人を平手打ちしたのは初めてかもしれない。



3人も目を丸くしている。



蛍は、痛そうにも不愉快そうにも



顔を歪めなかった。



激しく激昂する私。




そんな私に反応もしない蛍。




こいつは静かに背を向けて立ち去ろうとした。



私はその彼に向かって叫んだ。





「あんたは無意識かもしれないでしょうけどね!!



あんたの視線は



いつも希子さんのほうに向いてるんだよ!




早く気づけよ大馬鹿チキンやろー!!」





最後の方は悪口と化してしまったが、



効果はあったようだ。



彼はこちらを振り返った。



顔は赤くなり、視線が泳いでいる。





…本当に鈍感なのかよ。



蛍は寝癖が立ったままの髪の毛をかきむしった。




「自分達が良ければ



好きになることにいいも悪いもないんだよ。

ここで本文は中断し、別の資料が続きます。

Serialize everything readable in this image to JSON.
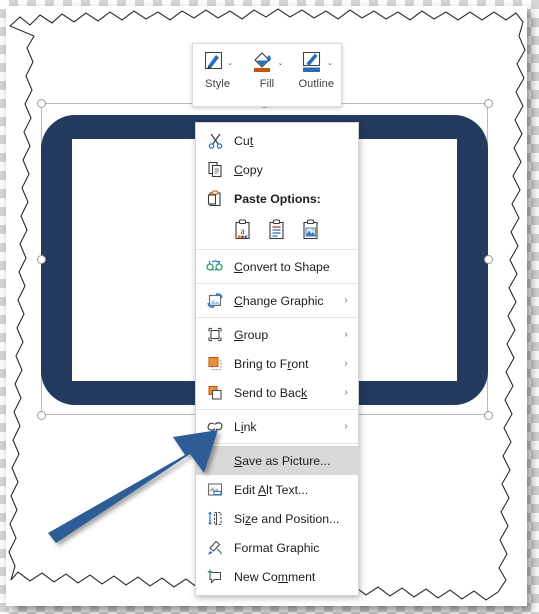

」




彼はしっかりと頷いた。




「きーさん、さっき出ていったから



まだ、間に合う。



早く行けぇっ!!」




蛍は何かがそれと同時に走り出した。


蛍が走り去った後、修也は呟いた。




「俺も、あんな風になれたらな。」



「なれるよ、修也なら出来る。」




大好きな人の可能性を信じて。



修也の想いが伝わる事を願って。